Un capitaine de quinze ans/II/7

La bibliothèque libre.
Sauter à la navigation Sauter à la recherche
Hetzel (p. 245-254).

CHAPITRE VII

un campement sur les bords de la coanza.


L’aspect du pays, depuis que l’inondation avait fait un lac de cette plaine où s’élevait le village des termites, était entièrement changé. Une vingtaine de fourmilières émergeaient par leur cône et formaient les seuls points saillants sur cette large cuvette.

C’était la Coanza qui avait débordé pendant la nuit, sous les eaux de ses affluents, grossis par l’orage.

Cette Coanza, un des fleuves de l’Angola, se jette dans l’océan Atlantique, à cent milles du point où s’était échoué le Pilgrim.
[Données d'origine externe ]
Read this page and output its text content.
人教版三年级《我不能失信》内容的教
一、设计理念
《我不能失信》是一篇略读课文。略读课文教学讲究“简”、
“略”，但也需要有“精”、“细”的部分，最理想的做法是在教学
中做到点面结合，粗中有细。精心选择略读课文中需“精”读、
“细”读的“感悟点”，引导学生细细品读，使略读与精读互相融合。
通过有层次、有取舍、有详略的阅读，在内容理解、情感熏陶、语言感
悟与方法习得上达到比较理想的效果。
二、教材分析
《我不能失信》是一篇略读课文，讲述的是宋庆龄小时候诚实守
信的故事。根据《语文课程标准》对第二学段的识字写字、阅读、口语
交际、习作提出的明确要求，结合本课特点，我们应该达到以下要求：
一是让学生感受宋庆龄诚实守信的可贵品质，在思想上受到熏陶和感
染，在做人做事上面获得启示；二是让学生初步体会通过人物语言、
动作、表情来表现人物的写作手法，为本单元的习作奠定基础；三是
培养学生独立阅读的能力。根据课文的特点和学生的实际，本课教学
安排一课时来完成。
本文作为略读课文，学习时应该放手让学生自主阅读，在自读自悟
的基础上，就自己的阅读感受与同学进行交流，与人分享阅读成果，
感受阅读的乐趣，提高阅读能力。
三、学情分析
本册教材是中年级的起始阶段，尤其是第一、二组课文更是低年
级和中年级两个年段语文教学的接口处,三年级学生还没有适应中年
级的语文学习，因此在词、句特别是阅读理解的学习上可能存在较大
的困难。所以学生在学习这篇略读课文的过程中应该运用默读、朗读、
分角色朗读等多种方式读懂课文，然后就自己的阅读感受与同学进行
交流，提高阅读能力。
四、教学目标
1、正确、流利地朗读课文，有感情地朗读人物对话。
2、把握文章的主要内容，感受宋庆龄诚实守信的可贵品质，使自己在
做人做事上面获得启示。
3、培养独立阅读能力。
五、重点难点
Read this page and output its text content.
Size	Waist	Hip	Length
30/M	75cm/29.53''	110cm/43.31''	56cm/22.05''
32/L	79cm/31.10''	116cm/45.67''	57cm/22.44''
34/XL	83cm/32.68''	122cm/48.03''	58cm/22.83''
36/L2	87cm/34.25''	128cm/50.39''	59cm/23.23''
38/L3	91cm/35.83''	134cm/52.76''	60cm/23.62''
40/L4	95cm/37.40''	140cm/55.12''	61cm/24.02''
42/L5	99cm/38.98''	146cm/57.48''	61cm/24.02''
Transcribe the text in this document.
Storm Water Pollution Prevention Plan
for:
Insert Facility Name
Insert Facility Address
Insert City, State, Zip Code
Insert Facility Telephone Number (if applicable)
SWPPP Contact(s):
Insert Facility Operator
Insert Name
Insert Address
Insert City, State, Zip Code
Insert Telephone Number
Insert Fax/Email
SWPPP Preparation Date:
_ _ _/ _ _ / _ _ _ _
C’est ce fleuve que le lieutenant Cameron devait traverser quelques années plus tard, avant d’atteindre Benguela. La Coanza est destinée à devenir le véhicule du transit intérieur de cette portion de la colonie portugaise. Déjà des steamers remontent son bas cours, et dix ans ne s’écouleront pas sans qu’ils desservent son lit supérieur. Dick Sand avait donc sagement agi en cherchant vers le nord quelque rivière navigable. La rivulette qu’il avait suivie venait se jeter dans la Coanza même. N’eût été cette attaque soudaine, contre laquelle rien n’avait pu le mettre en garde, il l’aurait trouvée un mille plus loin ; ses compagnons et lui se seraient embarqués sur un radeau facile à construire, et ils auraient eu grande chance de descendre la Coanza jusqu’aux bourgades portugaises où les steamers font escale. Là, leur salut eût été assuré.

Il ne devait pas en être ainsi.

Le campement, aperçu par Dick Sand, était établi sur une hauteur voisine de cette fourmilière, dans laquelle la fatalité l’avait jeté comme dans un piège. Au sommet de cette hauteur se dressait un énorme figuier sycomore, qui eût aisément abrité cinq cents hommes sous son immense ramure. Qui n’a pas vu ces arbres géants de l’Afrique centrale ne saurait s’en faire une idée. Leurs branches forment une forêt, et l’on pourrait s’y perdre. Plus loin de gros banians, de ceux dont les graines ne se transforment pas en fruits, complétaient le cadre de ce vaste paysage.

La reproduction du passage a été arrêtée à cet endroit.